В шестнадцать мальчишеских лет (Голосовский) - страница 2

Аксенову не сиделось на месте. Он взвалил на плечо рюкзак и побрел вдоль забора, с любопытством разглядывая вбитые глубоко в землю толстые бревна. Он ведь ни разу не видел их с этой стороны! Поверху забор был оплетен колючей проволокой, звеневшей под ударами ветра. Через каждые сто метров чернели вышки, накрытые круглыми зонтами, чем-то напоминающие нахохлившихся птиц. Виднелись игрушечные фигурки часовых. На обширной площади, огороженной забором, разместился целый городок. Там были одноэтажные и двухэтажные дома, больница, спортивная площадка и даже небольшой сквер с аккуратно подстриженными деревьями. Снаружи к городку подступала тайга, тянувшаяся до самого горизонта. Стройные, словно по линейке выстроганные сосны почти вплотную прижимались друг к другу. Вдалеке голубели сопки, временами трудно отличимые от облаков. Между деревьями петляла дорога, которая вела на станцию. Даже в самый яркий полдень на дороге было сумрачно. Густые кроны сплетались, образуя сплошную зеленую крышу.

Когда Аксенова привезли сюда, он долго чувствовал себя подавленным. Тайга была слишком величава, ею нельзя было любоваться, как красивым пейзажем. Она угрюмо выжидала, похожая на могучего зверя, раздраженного нашествием пигмеев… Но сегодня тайга ласково улыбалась Аксенову. Так и тянуло войти в густую коричневато-зеленую тень, под стройные сосны.

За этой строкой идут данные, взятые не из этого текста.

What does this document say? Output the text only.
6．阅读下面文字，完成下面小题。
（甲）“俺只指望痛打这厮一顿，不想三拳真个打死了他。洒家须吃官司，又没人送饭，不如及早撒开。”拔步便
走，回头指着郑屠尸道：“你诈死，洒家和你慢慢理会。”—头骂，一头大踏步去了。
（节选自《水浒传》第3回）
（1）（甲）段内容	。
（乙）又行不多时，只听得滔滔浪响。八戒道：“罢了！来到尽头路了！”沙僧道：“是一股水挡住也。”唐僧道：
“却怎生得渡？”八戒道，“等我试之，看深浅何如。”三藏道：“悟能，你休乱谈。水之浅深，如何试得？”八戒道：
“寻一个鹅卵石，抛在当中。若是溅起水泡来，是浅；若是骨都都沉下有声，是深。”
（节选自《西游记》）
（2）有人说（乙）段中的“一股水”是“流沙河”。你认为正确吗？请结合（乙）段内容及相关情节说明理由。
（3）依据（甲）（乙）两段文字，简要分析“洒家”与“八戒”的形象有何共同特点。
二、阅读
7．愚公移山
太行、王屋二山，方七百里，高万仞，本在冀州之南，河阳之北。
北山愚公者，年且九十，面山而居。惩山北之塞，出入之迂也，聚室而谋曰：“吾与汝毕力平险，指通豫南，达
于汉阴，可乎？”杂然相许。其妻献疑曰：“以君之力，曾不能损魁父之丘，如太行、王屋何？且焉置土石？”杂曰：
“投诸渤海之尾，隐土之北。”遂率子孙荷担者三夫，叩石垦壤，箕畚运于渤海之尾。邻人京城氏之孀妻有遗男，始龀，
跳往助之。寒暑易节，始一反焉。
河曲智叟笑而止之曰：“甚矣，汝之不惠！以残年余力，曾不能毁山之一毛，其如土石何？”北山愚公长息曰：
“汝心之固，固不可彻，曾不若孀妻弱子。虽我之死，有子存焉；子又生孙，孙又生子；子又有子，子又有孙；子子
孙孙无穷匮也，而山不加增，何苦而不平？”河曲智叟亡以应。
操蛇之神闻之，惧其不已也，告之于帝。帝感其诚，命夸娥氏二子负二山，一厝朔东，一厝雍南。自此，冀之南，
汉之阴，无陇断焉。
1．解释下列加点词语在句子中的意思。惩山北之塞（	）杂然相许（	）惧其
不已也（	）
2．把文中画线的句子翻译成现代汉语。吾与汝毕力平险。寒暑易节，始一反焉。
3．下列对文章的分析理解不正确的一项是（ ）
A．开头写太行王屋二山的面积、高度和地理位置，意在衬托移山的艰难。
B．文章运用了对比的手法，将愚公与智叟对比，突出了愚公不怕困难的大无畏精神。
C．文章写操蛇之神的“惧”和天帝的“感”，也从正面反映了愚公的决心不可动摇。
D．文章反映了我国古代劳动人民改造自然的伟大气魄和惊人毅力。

…Сзади хрустнула ветка. Обернувшись, Аксенов увидел сутулую фигуру с узлом за спиной. Это был Петров. Он, не оглядываясь, шел к лесу. Старую, выцветшую кепку он скомкал в руке. Петров успел далеко отойти от ворот. "Почему он меня не позвал? — подумал Аксенов. — А я-то его ждал!"

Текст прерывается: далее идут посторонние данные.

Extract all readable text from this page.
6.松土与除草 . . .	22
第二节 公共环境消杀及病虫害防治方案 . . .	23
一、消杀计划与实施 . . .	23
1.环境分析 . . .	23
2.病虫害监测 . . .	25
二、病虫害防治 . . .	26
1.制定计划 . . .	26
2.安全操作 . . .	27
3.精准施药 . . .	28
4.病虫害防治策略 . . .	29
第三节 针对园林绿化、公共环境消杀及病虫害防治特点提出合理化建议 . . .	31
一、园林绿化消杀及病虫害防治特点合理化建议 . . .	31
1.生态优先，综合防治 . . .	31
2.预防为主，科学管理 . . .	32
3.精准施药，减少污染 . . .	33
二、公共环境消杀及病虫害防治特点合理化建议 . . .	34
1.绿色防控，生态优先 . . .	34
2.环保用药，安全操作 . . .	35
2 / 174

Аксенов был слегка раздосадован поведением Петрова и выругал себя за то, что зря потерял время. Ему вспомнилось, как Петров вел себя в лагере. Он сторонился людей. Вернувшись с работы и поужинав, усаживался в безлюдном уголке и словно дремал с открытыми глазами. Если его в это время окликали, он вздрагивал и изумленно озирался, как будто и вправду крепко спал. Заключенные уже привыкли к тому, что Петров — человек со странностями, и не обращали на него внимания. Это, кажется, его вполне устраивало. Он и не нуждался в обществе. Всегда настороженный, колючий, он работал, ел и спал автоматически, как заведенная машина. Молчал, стиснув зубы, целыми днями, месяцами. Впрочем, иногда его тусклые глаза вспыхивали, огромные узловатые кулаки сжимались, плоское, словно утюгом выглаженное лицо становилось злым. Это происходило очень редко, только в тех случаях, когда кто-нибудь пробовал его подразнить. Он свирепо охранял свое одиночество.